Mais c'était très différent maintenant, elle avait compté les jours qui la séparait de cet évènement et répétait inlassablement les postures à adopter. Ils prenaient parfois sur leur temps libre pour réviser les sauts, véritable bête noire de Conrad sur glace, et se faisait très souvent aider par Florence et Esther. Si près du but, après des heures à défendre ce que Aubray avait commencé, elle ne pouvait tout simplement pas échouer. Enfin, perdre si on écoutait Eden. Ce dernier l'avait d'ailleurs sévèrement réprimandé d'avoir utilisé son père pour parvenir à ses fins, mais elle lui avait très justement rappelé que l'autre sens ne provenait pas de son imagination, et qu'il l'avait vraiment fait. Avant, monter sur un podium était une envie profonde, qui la rassurait, mais c'était devenu un besoin, une obsession, gravir les marches signifiait se qualifier pour une compétition d'une plus grande envergure. Les deux adolescents l'avaient saisi, le regard affûté de leur coach traquait les erreurs de leurs adversaires et les leur colportait. Félix avait pris une place essentielle dans son coeur, ils avaient drastiquement augmenté les séances pour que la performance qu'ils allaient livrer dans quelques minutes soient à leur hauteur et le fait de passer autant de temps ensemble, rassemblait. Elle avait manqué, de surcroît, plus de vingt heures de cours, mais elle comptait les rattraper dans la semaine. Le lycée lui plaisait réellement, le programme était intéressant, mais vivre de sa passion exigeait des sacrifices dont elle avait conscience.
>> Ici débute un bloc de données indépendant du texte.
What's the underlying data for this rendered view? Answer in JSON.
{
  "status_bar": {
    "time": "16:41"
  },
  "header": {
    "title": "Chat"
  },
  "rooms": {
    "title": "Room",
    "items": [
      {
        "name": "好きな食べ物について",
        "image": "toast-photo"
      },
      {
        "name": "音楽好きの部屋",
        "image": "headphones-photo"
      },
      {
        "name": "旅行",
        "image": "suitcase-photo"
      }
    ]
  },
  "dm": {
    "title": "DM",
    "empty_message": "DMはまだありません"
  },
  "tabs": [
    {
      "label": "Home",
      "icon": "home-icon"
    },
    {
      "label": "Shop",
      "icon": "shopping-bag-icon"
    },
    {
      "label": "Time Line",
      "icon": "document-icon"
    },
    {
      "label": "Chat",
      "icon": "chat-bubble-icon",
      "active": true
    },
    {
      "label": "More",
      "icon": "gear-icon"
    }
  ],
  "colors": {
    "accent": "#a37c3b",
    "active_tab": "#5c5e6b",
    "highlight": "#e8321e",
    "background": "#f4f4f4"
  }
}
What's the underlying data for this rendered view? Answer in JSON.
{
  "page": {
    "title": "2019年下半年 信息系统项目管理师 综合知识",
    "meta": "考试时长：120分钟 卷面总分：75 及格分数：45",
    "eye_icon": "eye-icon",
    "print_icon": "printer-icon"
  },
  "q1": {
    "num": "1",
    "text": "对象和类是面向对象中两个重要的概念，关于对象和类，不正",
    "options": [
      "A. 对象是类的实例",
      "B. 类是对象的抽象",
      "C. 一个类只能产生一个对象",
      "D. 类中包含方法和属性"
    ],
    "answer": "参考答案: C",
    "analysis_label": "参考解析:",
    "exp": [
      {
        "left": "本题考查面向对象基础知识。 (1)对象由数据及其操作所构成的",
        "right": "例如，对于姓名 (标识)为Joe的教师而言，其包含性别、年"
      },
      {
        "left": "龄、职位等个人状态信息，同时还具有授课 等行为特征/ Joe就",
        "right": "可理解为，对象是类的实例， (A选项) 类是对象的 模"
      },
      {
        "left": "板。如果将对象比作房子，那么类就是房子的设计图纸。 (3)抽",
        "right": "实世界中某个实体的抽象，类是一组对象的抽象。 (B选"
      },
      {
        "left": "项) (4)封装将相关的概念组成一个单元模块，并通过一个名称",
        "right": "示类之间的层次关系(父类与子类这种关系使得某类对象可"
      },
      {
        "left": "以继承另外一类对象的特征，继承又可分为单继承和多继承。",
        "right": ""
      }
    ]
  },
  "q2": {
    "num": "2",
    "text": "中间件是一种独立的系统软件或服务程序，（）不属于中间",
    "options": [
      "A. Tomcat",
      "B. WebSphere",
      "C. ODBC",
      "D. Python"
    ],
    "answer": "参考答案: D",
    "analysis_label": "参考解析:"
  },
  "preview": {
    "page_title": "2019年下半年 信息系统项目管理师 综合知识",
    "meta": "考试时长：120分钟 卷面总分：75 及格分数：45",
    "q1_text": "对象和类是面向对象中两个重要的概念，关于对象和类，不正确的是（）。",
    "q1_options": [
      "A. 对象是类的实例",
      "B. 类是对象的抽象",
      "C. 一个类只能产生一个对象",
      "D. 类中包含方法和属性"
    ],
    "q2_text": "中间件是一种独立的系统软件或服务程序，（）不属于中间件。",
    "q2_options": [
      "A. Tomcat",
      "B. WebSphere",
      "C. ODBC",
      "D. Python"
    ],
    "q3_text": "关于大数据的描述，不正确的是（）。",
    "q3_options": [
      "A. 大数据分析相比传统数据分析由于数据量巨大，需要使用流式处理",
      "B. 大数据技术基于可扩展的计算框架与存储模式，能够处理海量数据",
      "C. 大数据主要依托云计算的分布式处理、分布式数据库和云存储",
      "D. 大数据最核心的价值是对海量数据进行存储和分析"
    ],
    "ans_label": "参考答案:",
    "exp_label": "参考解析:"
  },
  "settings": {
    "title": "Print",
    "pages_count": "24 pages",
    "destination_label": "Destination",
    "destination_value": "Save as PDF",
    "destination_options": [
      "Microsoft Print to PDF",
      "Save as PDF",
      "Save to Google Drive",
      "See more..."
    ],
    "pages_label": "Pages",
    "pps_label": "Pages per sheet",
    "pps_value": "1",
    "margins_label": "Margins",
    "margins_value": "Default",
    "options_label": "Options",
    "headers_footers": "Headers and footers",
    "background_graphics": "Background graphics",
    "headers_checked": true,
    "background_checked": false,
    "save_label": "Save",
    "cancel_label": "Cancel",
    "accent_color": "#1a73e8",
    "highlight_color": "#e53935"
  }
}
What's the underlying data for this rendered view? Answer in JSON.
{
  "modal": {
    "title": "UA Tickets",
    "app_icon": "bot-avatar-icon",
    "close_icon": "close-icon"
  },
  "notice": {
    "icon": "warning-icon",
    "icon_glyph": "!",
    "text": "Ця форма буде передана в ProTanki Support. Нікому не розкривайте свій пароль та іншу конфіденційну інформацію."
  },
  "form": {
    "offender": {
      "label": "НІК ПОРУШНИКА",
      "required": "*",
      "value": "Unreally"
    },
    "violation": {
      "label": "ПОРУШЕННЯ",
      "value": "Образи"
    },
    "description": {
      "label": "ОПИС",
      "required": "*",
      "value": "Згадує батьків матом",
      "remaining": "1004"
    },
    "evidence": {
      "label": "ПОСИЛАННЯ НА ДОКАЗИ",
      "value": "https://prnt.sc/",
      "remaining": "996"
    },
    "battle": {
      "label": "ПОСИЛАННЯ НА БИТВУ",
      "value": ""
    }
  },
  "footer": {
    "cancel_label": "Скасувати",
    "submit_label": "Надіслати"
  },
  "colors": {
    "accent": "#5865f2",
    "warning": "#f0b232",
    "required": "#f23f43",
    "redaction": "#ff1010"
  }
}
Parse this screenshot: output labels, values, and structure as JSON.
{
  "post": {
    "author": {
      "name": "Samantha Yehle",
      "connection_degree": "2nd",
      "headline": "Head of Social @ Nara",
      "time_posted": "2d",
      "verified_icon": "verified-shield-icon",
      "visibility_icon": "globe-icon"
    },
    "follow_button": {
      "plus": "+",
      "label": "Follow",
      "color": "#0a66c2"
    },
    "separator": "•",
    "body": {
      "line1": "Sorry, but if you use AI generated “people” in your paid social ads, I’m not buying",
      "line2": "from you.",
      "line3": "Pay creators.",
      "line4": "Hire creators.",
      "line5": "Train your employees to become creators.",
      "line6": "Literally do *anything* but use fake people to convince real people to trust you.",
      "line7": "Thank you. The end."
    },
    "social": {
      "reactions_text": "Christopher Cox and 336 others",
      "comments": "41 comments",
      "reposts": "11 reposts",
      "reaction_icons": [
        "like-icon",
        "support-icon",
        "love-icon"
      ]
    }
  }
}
Leur niveau n'avait pas considérablement évolué, le groupe reprenait sans cesse les figures de base pour les maîtriser sans jamais chuter, et ne discutait pas de tenter des nouveaux éléments. Le besoin de dominer leurs adversaires n'était pas encore ce que la jeune fille considérait comme leur priorité, elle avait mieux à faire. Néanmoins, le seul saut qui contredisait l'envie de nouveauté, était le double Axel lancé. C'était un objectif si jamais Céleste parvenait à plaider son cas, apprendre cette figure qui lui avait valu, un jour, un hématome de la taille d'une pastèque. Autant rentabiliser ces blessures en commençant à savoir le faire. Les premiers essais, après une période de vide à ce niveau, étaient tout simplement laborieux, mais elle ne perdait pas espoir. Un des avantages de ce scandale, elle avait continué d'y croire, coûte que coûte, et n'avait jamais baissé les bras devant l'obstacle. Elle en ressortait plus grandie et plus mature en un sens, avec un solide bagage sur le monde qui l'entourait. Dissimuler la vérité était une nécessité et préserver les apparences était tout aussi vital que respirer.